Yes, sure, Andy. So yes, you're correct, XB014 essentially has the bispecific that has [indiscernible] targeting the well-known PD-L1, PD-1 T-cell checkpoints, the other the CD47 macrophage checkpoint. There always been a lot of recent interest in the latter and a lot has been learned, I think, from the initial clinical experiences with a number of those agents, including the fact that anemia and thrombocytopenia or some of the major AEs that are seen.
We've very carefully designed XB014, taking those data into account. In brief, we've got a tight binding PD-L1 side, but we've very -- we've detuned the CD47 side a little bit. So what we see is kind of minimal binding to red blood cells, but we still get avid binding to tumor cells because of the PD-L1 arm bringing the CD47 arm down. So it's [indiscernible] effect essentially.
And yes, we would expect that there's going to be a proximity effect there as well in terms of bringing macrophages into play. And finally, because of the design of the molecule, we're able to have a wild-type IgG1 Fc in there, which normally you have to silence because of the red blood cell binding. And of course, having that will then synergize somewhat with the CD47 checkpoint. So one of those things are incorporated. We think it's an interesting and reasonably unique profile. So we're excited to be taking it forward.

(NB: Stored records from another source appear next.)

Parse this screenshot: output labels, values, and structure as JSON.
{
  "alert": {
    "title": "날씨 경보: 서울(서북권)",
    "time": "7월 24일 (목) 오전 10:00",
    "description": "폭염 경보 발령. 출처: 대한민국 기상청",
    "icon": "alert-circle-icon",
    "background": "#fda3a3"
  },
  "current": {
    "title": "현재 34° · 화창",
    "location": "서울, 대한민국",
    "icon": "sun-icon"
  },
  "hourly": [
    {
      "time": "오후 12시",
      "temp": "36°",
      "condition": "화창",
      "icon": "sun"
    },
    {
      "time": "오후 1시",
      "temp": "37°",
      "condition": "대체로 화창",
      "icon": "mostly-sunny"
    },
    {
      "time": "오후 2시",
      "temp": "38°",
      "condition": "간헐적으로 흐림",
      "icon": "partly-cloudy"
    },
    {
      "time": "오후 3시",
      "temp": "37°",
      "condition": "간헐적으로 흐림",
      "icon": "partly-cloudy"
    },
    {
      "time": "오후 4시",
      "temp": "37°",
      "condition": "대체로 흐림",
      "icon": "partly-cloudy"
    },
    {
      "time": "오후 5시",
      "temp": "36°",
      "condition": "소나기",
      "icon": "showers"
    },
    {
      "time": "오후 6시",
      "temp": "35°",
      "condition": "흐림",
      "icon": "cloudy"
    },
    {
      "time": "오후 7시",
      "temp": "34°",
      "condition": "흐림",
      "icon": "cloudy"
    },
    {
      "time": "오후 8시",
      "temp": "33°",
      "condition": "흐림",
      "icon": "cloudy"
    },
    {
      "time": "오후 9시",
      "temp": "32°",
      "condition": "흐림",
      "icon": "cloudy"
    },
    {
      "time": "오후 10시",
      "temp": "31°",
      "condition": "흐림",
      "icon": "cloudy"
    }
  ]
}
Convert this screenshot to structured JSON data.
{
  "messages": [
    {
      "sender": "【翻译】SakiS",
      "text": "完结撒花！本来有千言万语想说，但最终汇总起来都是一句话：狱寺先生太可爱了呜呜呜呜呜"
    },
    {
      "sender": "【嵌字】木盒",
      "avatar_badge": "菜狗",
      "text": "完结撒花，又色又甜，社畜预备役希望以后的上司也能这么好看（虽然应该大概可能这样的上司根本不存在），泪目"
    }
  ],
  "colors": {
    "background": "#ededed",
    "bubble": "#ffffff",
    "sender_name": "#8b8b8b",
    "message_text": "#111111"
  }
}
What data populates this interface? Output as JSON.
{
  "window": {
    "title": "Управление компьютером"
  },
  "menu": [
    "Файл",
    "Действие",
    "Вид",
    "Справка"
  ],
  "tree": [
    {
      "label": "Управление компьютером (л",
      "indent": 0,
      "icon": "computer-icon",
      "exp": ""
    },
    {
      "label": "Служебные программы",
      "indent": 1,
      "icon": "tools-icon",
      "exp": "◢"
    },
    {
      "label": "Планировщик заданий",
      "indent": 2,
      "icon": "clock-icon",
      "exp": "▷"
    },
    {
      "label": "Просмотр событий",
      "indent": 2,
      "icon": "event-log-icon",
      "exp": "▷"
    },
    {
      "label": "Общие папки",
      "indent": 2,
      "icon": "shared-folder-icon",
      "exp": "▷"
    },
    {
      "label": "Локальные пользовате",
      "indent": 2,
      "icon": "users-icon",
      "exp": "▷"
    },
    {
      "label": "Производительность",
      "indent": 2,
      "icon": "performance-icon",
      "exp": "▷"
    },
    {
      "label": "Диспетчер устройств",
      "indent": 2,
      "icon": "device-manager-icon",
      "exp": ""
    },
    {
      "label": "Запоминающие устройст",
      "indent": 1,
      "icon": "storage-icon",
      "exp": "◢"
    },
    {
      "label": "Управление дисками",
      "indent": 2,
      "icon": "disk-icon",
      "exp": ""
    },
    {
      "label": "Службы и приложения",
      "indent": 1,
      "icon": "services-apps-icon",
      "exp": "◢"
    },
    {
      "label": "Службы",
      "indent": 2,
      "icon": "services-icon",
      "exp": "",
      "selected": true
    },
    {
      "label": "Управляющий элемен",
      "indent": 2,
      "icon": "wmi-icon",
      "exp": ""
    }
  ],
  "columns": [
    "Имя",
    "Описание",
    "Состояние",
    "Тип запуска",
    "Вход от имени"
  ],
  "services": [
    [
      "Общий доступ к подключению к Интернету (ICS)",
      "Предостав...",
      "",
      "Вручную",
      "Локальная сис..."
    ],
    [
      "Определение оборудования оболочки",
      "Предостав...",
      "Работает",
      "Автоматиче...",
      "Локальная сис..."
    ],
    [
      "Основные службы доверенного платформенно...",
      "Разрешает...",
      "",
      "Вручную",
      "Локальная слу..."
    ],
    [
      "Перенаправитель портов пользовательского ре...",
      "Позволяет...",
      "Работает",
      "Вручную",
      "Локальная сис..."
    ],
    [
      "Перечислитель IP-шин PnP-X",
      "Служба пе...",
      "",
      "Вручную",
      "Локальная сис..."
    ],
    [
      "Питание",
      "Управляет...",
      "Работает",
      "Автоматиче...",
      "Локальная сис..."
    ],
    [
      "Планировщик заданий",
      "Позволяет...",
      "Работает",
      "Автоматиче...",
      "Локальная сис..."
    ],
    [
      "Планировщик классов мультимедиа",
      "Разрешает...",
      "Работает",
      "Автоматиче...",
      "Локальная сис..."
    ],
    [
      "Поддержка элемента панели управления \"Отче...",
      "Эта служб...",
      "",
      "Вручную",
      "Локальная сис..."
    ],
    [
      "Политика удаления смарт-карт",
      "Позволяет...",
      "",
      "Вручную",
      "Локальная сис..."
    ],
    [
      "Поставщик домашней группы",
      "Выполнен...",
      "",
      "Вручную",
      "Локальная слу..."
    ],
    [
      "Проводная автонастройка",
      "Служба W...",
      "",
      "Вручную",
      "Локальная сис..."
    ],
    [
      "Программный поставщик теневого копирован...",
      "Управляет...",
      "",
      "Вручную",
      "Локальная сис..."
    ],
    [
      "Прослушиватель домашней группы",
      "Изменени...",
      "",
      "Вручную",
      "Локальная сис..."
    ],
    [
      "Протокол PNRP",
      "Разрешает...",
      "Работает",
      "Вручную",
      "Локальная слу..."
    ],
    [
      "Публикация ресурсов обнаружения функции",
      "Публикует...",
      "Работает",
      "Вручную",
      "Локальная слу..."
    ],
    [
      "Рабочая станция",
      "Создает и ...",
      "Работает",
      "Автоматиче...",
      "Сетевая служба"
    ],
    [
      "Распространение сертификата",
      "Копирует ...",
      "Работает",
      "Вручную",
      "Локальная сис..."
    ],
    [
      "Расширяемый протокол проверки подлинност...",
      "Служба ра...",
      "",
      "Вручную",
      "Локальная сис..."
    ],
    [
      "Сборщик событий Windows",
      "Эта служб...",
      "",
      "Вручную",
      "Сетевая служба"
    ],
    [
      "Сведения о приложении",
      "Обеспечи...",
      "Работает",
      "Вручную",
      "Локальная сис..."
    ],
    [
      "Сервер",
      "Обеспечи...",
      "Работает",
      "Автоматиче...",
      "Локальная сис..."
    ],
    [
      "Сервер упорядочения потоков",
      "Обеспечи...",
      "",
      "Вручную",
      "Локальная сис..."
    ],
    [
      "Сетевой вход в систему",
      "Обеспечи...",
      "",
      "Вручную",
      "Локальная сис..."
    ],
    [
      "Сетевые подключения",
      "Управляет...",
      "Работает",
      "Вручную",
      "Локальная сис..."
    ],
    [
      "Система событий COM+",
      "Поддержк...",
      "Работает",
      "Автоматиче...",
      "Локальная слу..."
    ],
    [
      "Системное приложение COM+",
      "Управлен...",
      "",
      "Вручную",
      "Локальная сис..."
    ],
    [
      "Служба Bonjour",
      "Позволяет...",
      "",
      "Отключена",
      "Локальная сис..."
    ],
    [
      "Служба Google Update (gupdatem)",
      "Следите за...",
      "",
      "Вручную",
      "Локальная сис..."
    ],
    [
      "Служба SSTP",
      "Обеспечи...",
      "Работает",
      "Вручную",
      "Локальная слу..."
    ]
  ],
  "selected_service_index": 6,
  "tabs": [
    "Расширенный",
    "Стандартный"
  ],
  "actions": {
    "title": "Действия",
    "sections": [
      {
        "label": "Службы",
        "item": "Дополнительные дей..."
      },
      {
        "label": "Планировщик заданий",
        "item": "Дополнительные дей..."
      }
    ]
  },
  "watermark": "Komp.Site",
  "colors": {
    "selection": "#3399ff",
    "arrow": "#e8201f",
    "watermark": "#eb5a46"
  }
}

Great. Look forward to the data from -- generated from that program.
Great, Andy. Thank you very much for the question.
At this time, there are no further questions. And so I will turn the call over to today's host, Susan Hubbard. Ms. Hubbard?
Yes, thank you. And thank you all for joining us today. We certainly welcome your follow-up calls with any additional questions you may have that we were unable to address during today's call.
The conference has now concluded. Thank you for attending today's presentation. You may now disconnect.